Rolls-Royce in costly A350 engine redesign


Rolls-Royce is set to build a new engine to beef up the A350 jetliner being developed by Airbus in a costly rethink of strategy for Europe’s most ambitious new plane project, industry sources said today.

Airlines have criticized the planemaker’s one-size-fits-all policy that would see the mid-sized A350 built in three separate models all using the same engine, the Rolls-Royce Trent XWB.

Until now, Airbus and Rolls have defended the engine as an all-rounder capable of powering twinjet A350 planes carrying 270 to 350 people, competing with two different types of planes manufactured by rival Boeing.

But the range needed from one type of engine became daunting as airlines called for more thrust for the largest A350-1000, allowing it to fly further with more weight.
“My understanding is that Rolls-Royce has agreed to build a new engine,” the chief executive of a major A350 customer told Reuters at an airline industry event.

A spokesman for Airbus declined comment. A spokesman for Rolls-Royce in Singapore was not available for comment.

A new engine typically costs up to US$2 billion to develop, according to engine industry executives.

An industry source familiar with the project told Reuters in November that Rolls was looking at two variants of the same engine, which would be less costly than building from scratch.

But it remained unclear how many components would be shared between old and new models or who would pay for the upgrade.

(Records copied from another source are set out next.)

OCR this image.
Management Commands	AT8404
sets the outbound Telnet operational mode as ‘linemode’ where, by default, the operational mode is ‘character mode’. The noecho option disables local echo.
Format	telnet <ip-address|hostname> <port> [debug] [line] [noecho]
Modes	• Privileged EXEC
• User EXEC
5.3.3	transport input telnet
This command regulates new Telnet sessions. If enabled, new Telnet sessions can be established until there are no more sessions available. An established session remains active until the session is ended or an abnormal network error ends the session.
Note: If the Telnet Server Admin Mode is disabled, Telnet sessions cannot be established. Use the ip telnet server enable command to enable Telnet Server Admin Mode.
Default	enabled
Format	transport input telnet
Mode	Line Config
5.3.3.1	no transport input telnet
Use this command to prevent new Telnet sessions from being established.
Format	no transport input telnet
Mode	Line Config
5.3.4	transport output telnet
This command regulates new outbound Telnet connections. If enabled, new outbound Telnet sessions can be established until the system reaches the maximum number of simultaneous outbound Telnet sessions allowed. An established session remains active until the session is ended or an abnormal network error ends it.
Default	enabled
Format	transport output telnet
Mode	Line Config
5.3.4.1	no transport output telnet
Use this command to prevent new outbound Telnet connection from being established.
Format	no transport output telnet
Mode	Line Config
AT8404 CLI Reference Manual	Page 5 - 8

The head of a second customer airline said he was awaiting details of the changes to the A350, but noted Airbus needed to juggle several variables to get the technical ingredients right.

One of the world’s most influential aircraft buyers, leasing magnate Steven Udvar-Hazy, said he expected Airbus to modify its plans for the A350 and that this could lead to delays.
“They have to address payload, range and runway performance,” the chief executive of Air Lease Corp told Reuters.

Airbus last week reaffirmed plans to deliver the first A350 to be produced, the 314-seat A350-900, in late 2013. It did not address the delivery schedule for the other models, the 270-seat A350-800 and the 350-seat A350-1000.

Airbus last month cancelled a media briefing on the A350 and said it would issue an update at the Paris Air Show in June. The aircraft has undergone numerous design changes in its history.

The Trent XWB is the latest and physically largest member of the Rolls engine family which powers the world’s biggest jets.

With a fan wider than Concorde’s fuselage and built to devour more than a tonne of air every second, the engine claims to be among the most powerful and flexible in civil aviation.

But engines are designed to work most efficiently in a certain band of thrust and critics have said the Trent XWB would find it difficult to operate efficiently across all three types of A350, even before the A350-1000 is beefed up.

First indications of a change in strategy were disclosed by industry sources in November. The final decision could set the tone for the engine market in the next decade, with implications for the rivalry between Airbus and Boeing.

Airlines say a beefed-up A350-1000 would be better able to compete with the Boeing 777 mini-jumbo, one of Boeing’s most successful models, while the smaller A350-800 and A350-900 aim to tackle the 787 Dreamliner, due to enter service this year.

Rolls’ rival General Electric is the monopoly supplier on the current key 777 model, the Boeing 777-300ER.